How does a journalist become a part of a story that he is covering? I first met filmmaker Nina Paley in 2005 when she and some of her friends were hosting an animation party on the roof top of her Brooklyn apartment building. Paley had a short film that was a feminist take on the Ramayana called “Sita Sings the Blues,” with colorful drawings of Sita–her big breasts, thin waist, and round hips, and featured sad jazz songs by a 1920s singer Annette Hanshaw.

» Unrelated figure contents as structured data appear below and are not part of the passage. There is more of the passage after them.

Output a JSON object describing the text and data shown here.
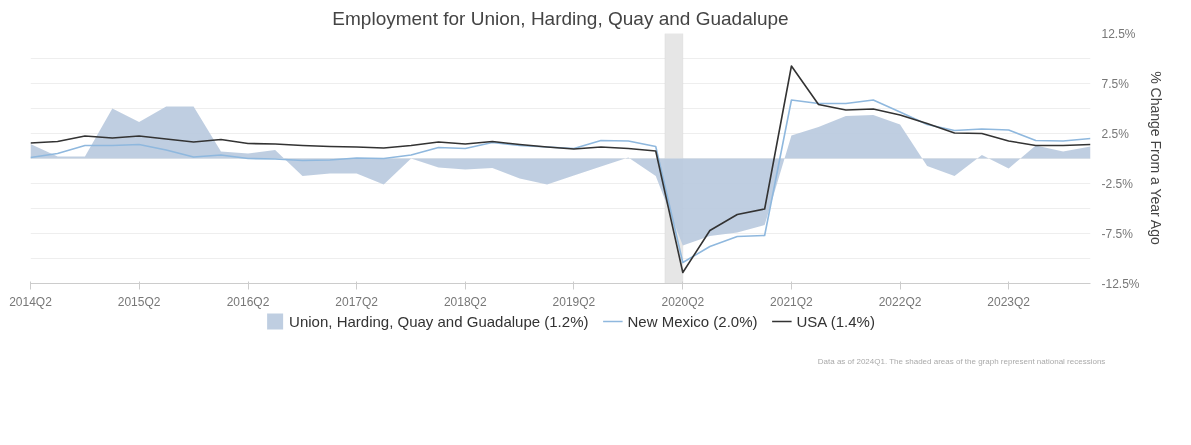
{
  "chart_data": {
    "type": "line",
    "title": "Employment for Union, Harding, Quay and Guadalupe",
    "ylabel": "% Change From a Year Ago",
    "x": [
      "2014-04",
      "2014-07",
      "2014-10",
      "2015-01",
      "2015-04",
      "2015-07",
      "2015-10",
      "2016-01",
      "2016-04",
      "2016-07",
      "2016-10",
      "2017-01",
      "2017-04",
      "2017-07",
      "2017-10",
      "2018-01",
      "2018-04",
      "2018-07",
      "2018-10",
      "2019-01",
      "2019-04",
      "2019-07",
      "2019-10",
      "2020-01",
      "2020-04",
      "2020-07",
      "2020-10",
      "2021-01",
      "2021-04",
      "2021-07",
      "2021-10",
      "2022-01",
      "2022-04",
      "2022-07",
      "2022-10",
      "2023-01",
      "2023-04",
      "2023-07",
      "2023-10",
      "2024-01"
    ],
    "series": [
      {
        "name": "Union, Harding, Quay and Guadalupe (1.2%)",
        "type": "area",
        "color": "#b8c9de",
        "values": [
          1.45,
          0.2,
          0.2,
          5.0,
          3.65,
          5.2,
          5.2,
          0.7,
          0.5,
          0.85,
          -1.75,
          -1.5,
          -1.5,
          -2.6,
          0.0,
          -0.9,
          -1.1,
          -0.95,
          -2.0,
          -2.6,
          -1.7,
          -0.8,
          0.1,
          -1.75,
          -8.7,
          -7.75,
          -7.4,
          -6.65,
          2.3,
          3.15,
          4.25,
          4.35,
          3.4,
          -0.75,
          -1.75,
          0.35,
          -1.0,
          1.3,
          0.7,
          1.2
        ]
      },
      {
        "name": "New Mexico (2.0%)",
        "color": "#8fb8de",
        "values": [
          0.1,
          0.5,
          1.3,
          1.3,
          1.4,
          0.85,
          0.15,
          0.35,
          0.0,
          -0.05,
          -0.2,
          -0.15,
          0.05,
          0.0,
          0.35,
          1.1,
          1.0,
          1.6,
          1.3,
          1.15,
          1.0,
          1.8,
          1.75,
          1.2,
          -10.4,
          -8.8,
          -7.8,
          -7.7,
          5.85,
          5.5,
          5.5,
          5.85,
          4.65,
          3.4,
          2.8,
          2.95,
          2.85,
          1.8,
          1.75,
          2.0
        ]
      },
      {
        "name": "USA (1.4%)",
        "color": "#333333",
        "values": [
          1.55,
          1.7,
          2.25,
          2.05,
          2.25,
          1.95,
          1.65,
          1.9,
          1.5,
          1.45,
          1.3,
          1.2,
          1.15,
          1.05,
          1.3,
          1.65,
          1.45,
          1.7,
          1.4,
          1.15,
          0.95,
          1.15,
          1.0,
          0.75,
          -11.4,
          -7.2,
          -5.6,
          -5.05,
          9.25,
          5.4,
          4.85,
          4.95,
          4.35,
          3.5,
          2.55,
          2.5,
          1.75,
          1.3,
          1.3,
          1.4
        ]
      }
    ],
    "xlim": [
      "2014-04",
      "2024-01"
    ],
    "xticks": [
      {
        "value": "2014-04",
        "label": "2014Q2"
      },
      {
        "value": "2015-04",
        "label": "2015Q2"
      },
      {
        "value": "2016-04",
        "label": "2016Q2"
      },
      {
        "value": "2017-04",
        "label": "2017Q2"
      },
      {
        "value": "2018-04",
        "label": "2018Q2"
      },
      {
        "value": "2019-04",
        "label": "2019Q2"
      },
      {
        "value": "2020-04",
        "label": "2020Q2"
      },
      {
        "value": "2021-04",
        "label": "2021Q2"
      },
      {
        "value": "2022-04",
        "label": "2022Q2"
      },
      {
        "value": "2023-04",
        "label": "2023Q2"
      }
    ],
    "ylim": [
      -12.5,
      12.5
    ],
    "yticks": [
      {
        "value": -12.5,
        "label": "-12.5%"
      },
      {
        "value": -10,
        "label": null
      },
      {
        "value": -7.5,
        "label": "-7.5%"
      },
      {
        "value": -5,
        "label": null
      },
      {
        "value": -2.5,
        "label": "-2.5%"
      },
      {
        "value": 0,
        "label": null
      },
      {
        "value": 2.5,
        "label": "2.5%"
      },
      {
        "value": 5,
        "label": null
      },
      {
        "value": 7.5,
        "label": "7.5%"
      },
      {
        "value": 10,
        "label": null
      },
      {
        "value": 12.5,
        "label": "12.5%"
      }
    ],
    "bands": [
      {
        "axis": "x",
        "from": "2020-02",
        "to": "2020-04",
        "color": "#e6e6e6"
      }
    ],
    "grid": "y",
    "legend": "bottom",
    "annotations": [
      "Data as of 2024Q1. The shaded areas of the graph represent national recessions"
    ]
  }
}
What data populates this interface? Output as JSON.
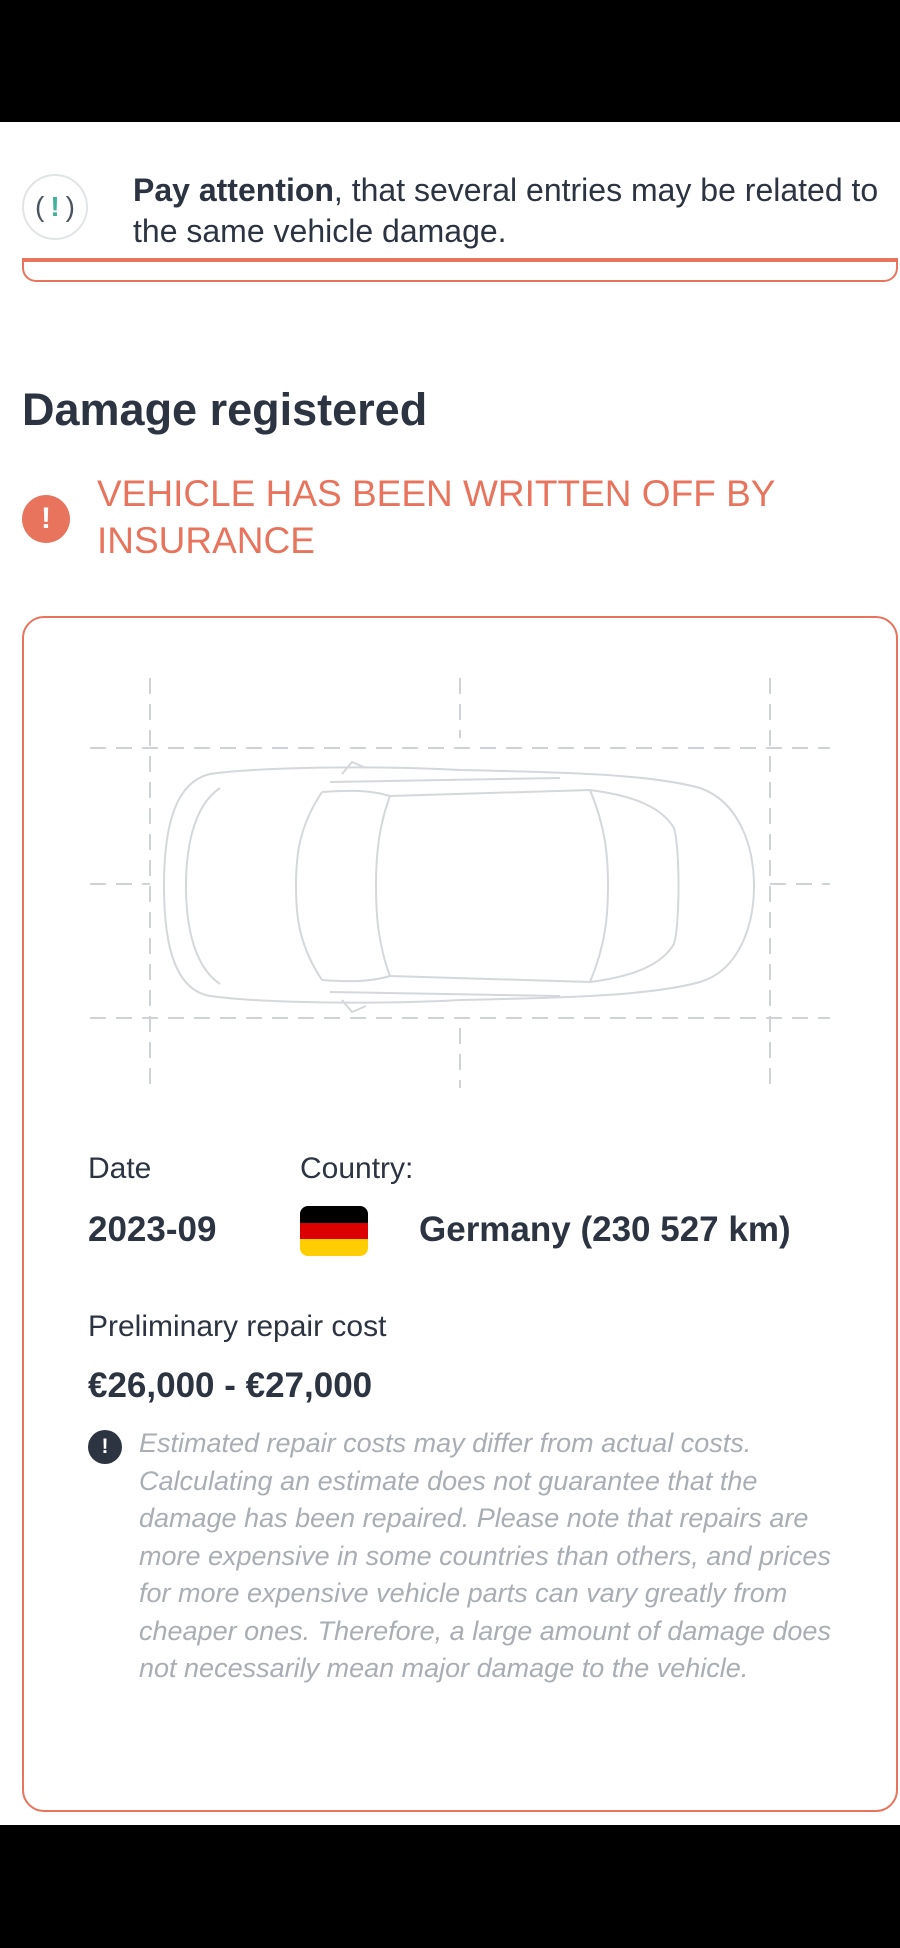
{
  "notice": {
    "bold": "Pay attention",
    "text": ", that several entries may be related to the same vehicle damage.",
    "icon": "exclamation-in-parentheses-icon"
  },
  "damage": {
    "section_title": "Damage registered",
    "alert": "VEHICLE HAS BEEN WRITTEN OFF BY INSURANCE",
    "date_label": "Date",
    "date_value": "2023-09",
    "country_label": "Country:",
    "country_value": "Germany (230 527 km)",
    "flag_colors": [
      "#000000",
      "#dd0000",
      "#ffce00"
    ],
    "repair_label": "Preliminary repair cost",
    "repair_value": "€26,000 - €27,000",
    "disclaimer": "Estimated repair costs may differ from actual costs. Calculating an estimate does not guarantee that the damage has been repaired. Please note that repairs are more expensive in some countries than others, and prices for more expensive vehicle parts can vary greatly from cheaper ones. Therefore, a large amount of damage does not necessarily mean major damage to the vehicle."
  },
  "colors": {
    "accent": "#e8745e",
    "text": "#2b3440",
    "muted": "#a9aeb4",
    "success": "#3fb39a"
  }
}
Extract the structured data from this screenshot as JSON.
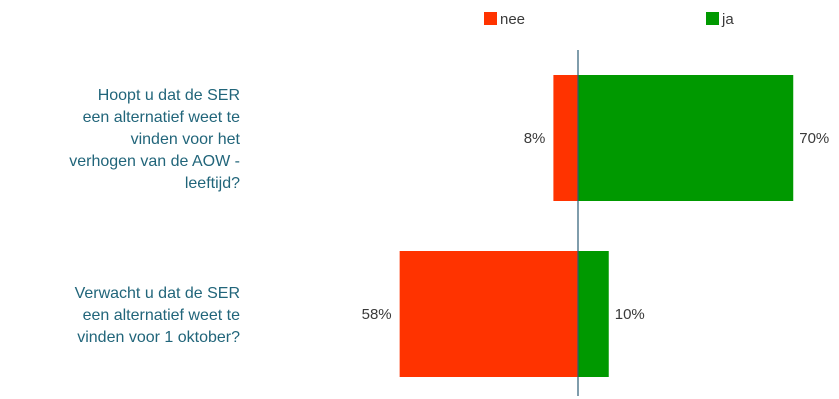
{
  "chart_data": {
    "type": "bar",
    "orientation": "horizontal-diverging",
    "categories": [
      [
        "Hoopt u dat de SER",
        "een alternatief weet te",
        "vinden voor het",
        "verhogen van de AOW -",
        "leeftijd?"
      ],
      [
        "Verwacht u dat de SER",
        "een alternatief weet te",
        "vinden voor 1 oktober?"
      ]
    ],
    "series": [
      {
        "name": "nee",
        "values": [
          8,
          58
        ],
        "labels": [
          "8%",
          "58%"
        ],
        "color": "#ff3300"
      },
      {
        "name": "ja",
        "values": [
          70,
          10
        ],
        "labels": [
          "70%",
          "10%"
        ],
        "color": "#009900"
      }
    ],
    "unit": "%",
    "legend_position": "top",
    "grid": false,
    "axis_line_color": "#2b5c74"
  }
}
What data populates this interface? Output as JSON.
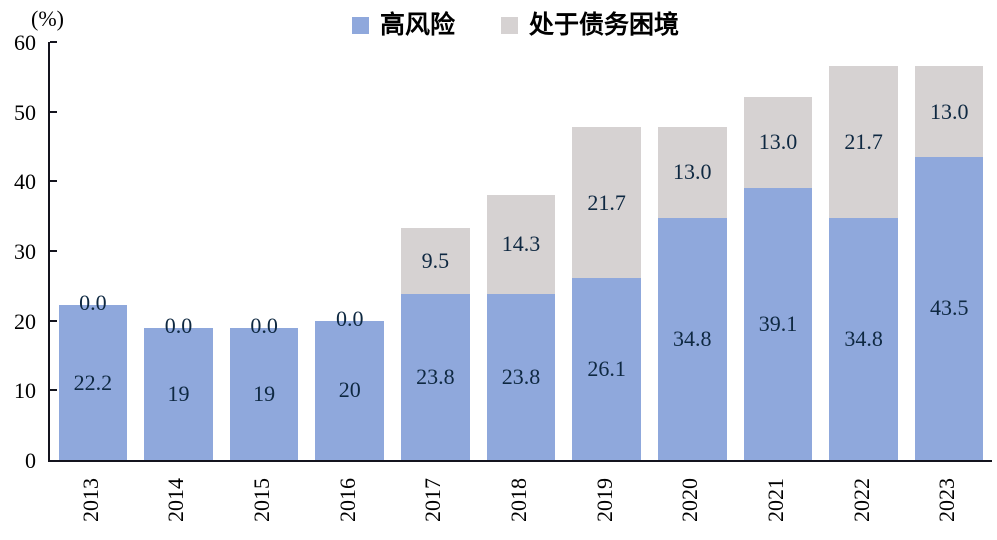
{
  "unit_label": "(%)",
  "colors": {
    "high_risk": "#8FA8DC",
    "debt_distress": "#D6D2D2",
    "data_label": "#0E2841",
    "axis_line": "#14141E",
    "tick_text": "#000000"
  },
  "chart_data": {
    "type": "bar",
    "stacked": true,
    "title": "",
    "xlabel": "",
    "ylabel": "(%)",
    "categories": [
      "2013",
      "2014",
      "2015",
      "2016",
      "2017",
      "2018",
      "2019",
      "2020",
      "2021",
      "2022",
      "2023"
    ],
    "series": [
      {
        "name": "高风险",
        "color": "#8FA8DC",
        "values": [
          22.2,
          19,
          19,
          20,
          23.8,
          23.8,
          26.1,
          34.8,
          39.1,
          34.8,
          43.5
        ],
        "labels": [
          "22.2",
          "19",
          "19",
          "20",
          "23.8",
          "23.8",
          "26.1",
          "34.8",
          "39.1",
          "34.8",
          "43.5"
        ]
      },
      {
        "name": "处于债务困境",
        "color": "#D6D2D2",
        "values": [
          0,
          0,
          0,
          0,
          9.5,
          14.3,
          21.7,
          13.0,
          13.0,
          21.7,
          13.0
        ],
        "labels": [
          "0.0",
          "0.0",
          "0.0",
          "0.0",
          "9.5",
          "14.3",
          "21.7",
          "13.0",
          "13.0",
          "21.7",
          "13.0"
        ]
      }
    ],
    "ylim": [
      0,
      60
    ],
    "yticks": [
      0,
      10,
      20,
      30,
      40,
      50,
      60
    ],
    "grid": false,
    "legend_position": "top"
  }
}
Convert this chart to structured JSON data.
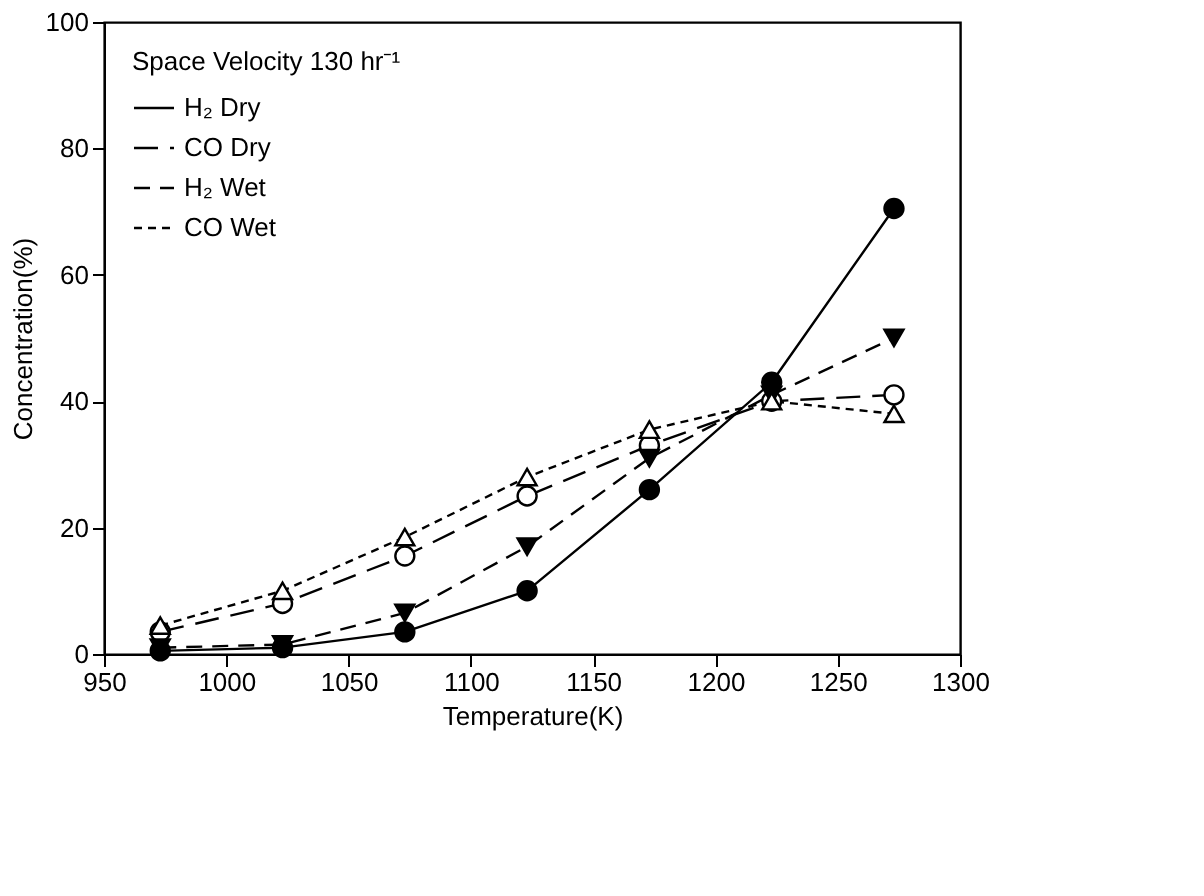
{
  "chart_data": {
    "type": "line",
    "xlabel": "Temperature(K)",
    "ylabel": "Concentration(%)",
    "legend_title": "Space Velocity 130 hr⁻¹",
    "x": [
      973,
      1023,
      1073,
      1123,
      1173,
      1223,
      1273
    ],
    "series": [
      {
        "name": "H₂  Dry",
        "color": "#000000",
        "marker": "circle",
        "line_style": "solid",
        "values": [
          0.5,
          1,
          3.5,
          10,
          26,
          43,
          70.5
        ]
      },
      {
        "name": "CO  Dry",
        "color": "#000000",
        "marker": "circle-open",
        "line_style": "dashed",
        "values": [
          3.5,
          8,
          15.5,
          25,
          33,
          40,
          41
        ]
      },
      {
        "name": "H₂  Wet",
        "color": "#000000",
        "marker": "triangle-down",
        "line_style": "dashed",
        "values": [
          1,
          1.5,
          6.5,
          17,
          31,
          41,
          50
        ]
      },
      {
        "name": "CO  Wet",
        "color": "#000000",
        "marker": "triangle-open",
        "line_style": "dashed",
        "values": [
          4.5,
          10,
          18.5,
          28,
          35.5,
          40,
          38
        ]
      }
    ],
    "xlim": [
      950,
      1300
    ],
    "xticks": [
      950,
      1000,
      1050,
      1100,
      1150,
      1200,
      1250,
      1300
    ],
    "ylim": [
      0,
      100
    ],
    "yticks": [
      0,
      20,
      40,
      60,
      80,
      100
    ],
    "grid": false,
    "legend": "top left"
  }
}
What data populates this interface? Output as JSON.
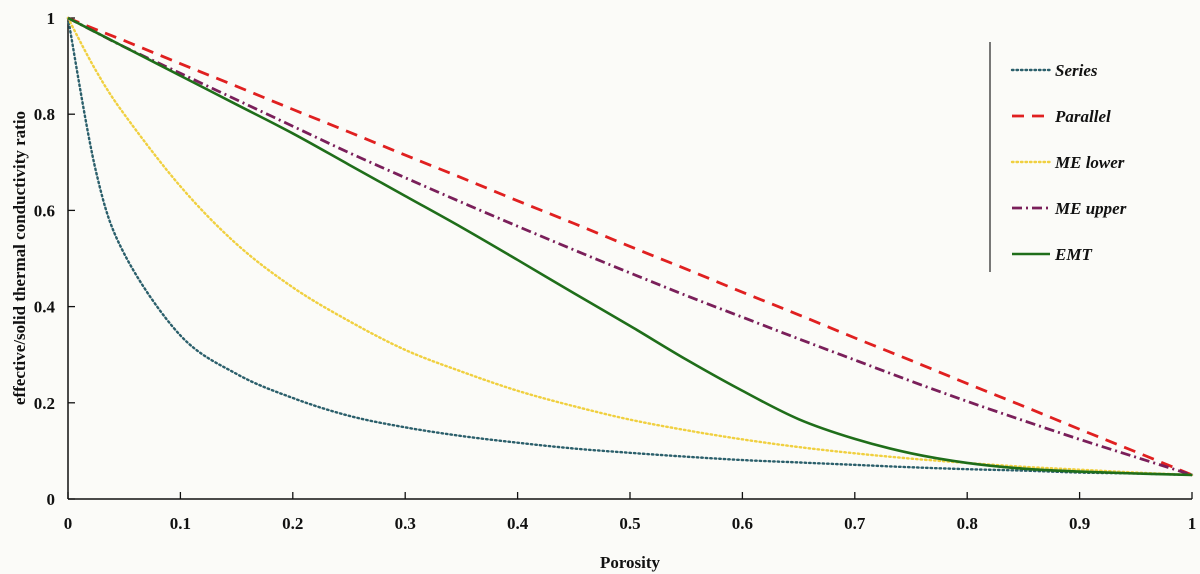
{
  "chart_data": {
    "type": "line",
    "xlabel": "Porosity",
    "ylabel": "effective/solid thermal conductivity ratio",
    "xlim": [
      0,
      1
    ],
    "ylim": [
      0,
      1
    ],
    "x_ticks": [
      "0",
      "0.1",
      "0.2",
      "0.3",
      "0.4",
      "0.5",
      "0.6",
      "0.7",
      "0.8",
      "0.9",
      "1"
    ],
    "y_ticks": [
      "0",
      "0.2",
      "0.4",
      "0.6",
      "0.8",
      "1"
    ],
    "grid": false,
    "legend_position": "top-right",
    "x": [
      0,
      0.025,
      0.05,
      0.1,
      0.15,
      0.2,
      0.25,
      0.3,
      0.35,
      0.4,
      0.45,
      0.5,
      0.55,
      0.6,
      0.65,
      0.7,
      0.75,
      0.8,
      0.85,
      0.9,
      0.95,
      1.0
    ],
    "series": [
      {
        "name": "Series",
        "color": "#2b5f6b",
        "style": "dotted",
        "values": [
          1.0,
          0.68,
          0.51,
          0.34,
          0.26,
          0.21,
          0.173,
          0.149,
          0.131,
          0.117,
          0.105,
          0.096,
          0.088,
          0.081,
          0.076,
          0.071,
          0.066,
          0.062,
          0.059,
          0.055,
          0.053,
          0.05
        ]
      },
      {
        "name": "Parallel",
        "color": "#e02020",
        "style": "dashed",
        "values": [
          1.0,
          0.976,
          0.953,
          0.905,
          0.858,
          0.81,
          0.763,
          0.715,
          0.668,
          0.62,
          0.573,
          0.525,
          0.478,
          0.43,
          0.383,
          0.335,
          0.288,
          0.24,
          0.193,
          0.145,
          0.098,
          0.05
        ]
      },
      {
        "name": "ME lower",
        "color": "#f0d040",
        "style": "dotted",
        "values": [
          1.0,
          0.89,
          0.8,
          0.65,
          0.53,
          0.44,
          0.37,
          0.31,
          0.265,
          0.225,
          0.193,
          0.165,
          0.143,
          0.124,
          0.108,
          0.095,
          0.084,
          0.075,
          0.067,
          0.061,
          0.055,
          0.05
        ]
      },
      {
        "name": "ME upper",
        "color": "#7a1f5a",
        "style": "dashdot",
        "values": [
          1.0,
          0.97,
          0.94,
          0.885,
          0.83,
          0.775,
          0.72,
          0.668,
          0.617,
          0.567,
          0.518,
          0.47,
          0.423,
          0.378,
          0.333,
          0.289,
          0.245,
          0.203,
          0.163,
          0.124,
          0.087,
          0.05
        ]
      },
      {
        "name": "EMT",
        "color": "#1f6e1a",
        "style": "solid",
        "values": [
          1.0,
          0.97,
          0.94,
          0.88,
          0.82,
          0.76,
          0.695,
          0.63,
          0.565,
          0.497,
          0.428,
          0.36,
          0.29,
          0.225,
          0.166,
          0.125,
          0.095,
          0.075,
          0.063,
          0.057,
          0.053,
          0.05
        ]
      }
    ]
  }
}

As a film writer, I was very impressed by Paley’s work–a fresh exploration of Ramayana, with Sita expressing her emotions through Hanshaw’s song: her unconditional love for Rama and her inability to understand why he sometimes doubted her and put her through difficult tests. And as a Hindu, I appreciated that Paley was respectful of the characters from the Ramayana. But I never thought that one day I’d be part of Paley’s “Sita” work.
“Sita” is now a full length animated feature. I accompanied Paley and some other members of her team to the 58th Berlinale, a film festival where it won a special jury mention. And “Sita” has had its North American premiere at the Tribeca Film Festival last Friday.
But where does my part in this take place? For the past couple of years, Paley has shown small segments of “Sita” at various film festivals in the U.S. And until last year I had observed the line between the journalist and the film–only talking about the project in public spaces.
Then last summer Paley invited three people, including myself, to a recording studio in Manhattan. What followed was one hour of unscripted recording: Paley throwing questions at us about the Ramayana and three of us interpreting the text. In the process we humanized Rama, Sita, and the other characters from the Ramayana, sometimes praising them and at other times questioning their motives and finding flaws in them. We were a funny, lively group. Now this conversation has become the central narrative of the film.
But Paley’s film is a lot more creative, with different animation styles, Hanshaw’s music and other contemporary sounds. And Paley saw parallels between her life and that of Sita. “It found me,” Paley said to the audience in Berlin, referring to the Ramayana and also to the time when she sought comfort in the Hindu text when her husband abruptly ended their marriage. She added that she understood her situation much better when she followed the plight of Sita–rejected by her husband Rama and left to fend for herself as she carried twin sons.
The story of Sita is appealing on so many levels. Check it out if you can.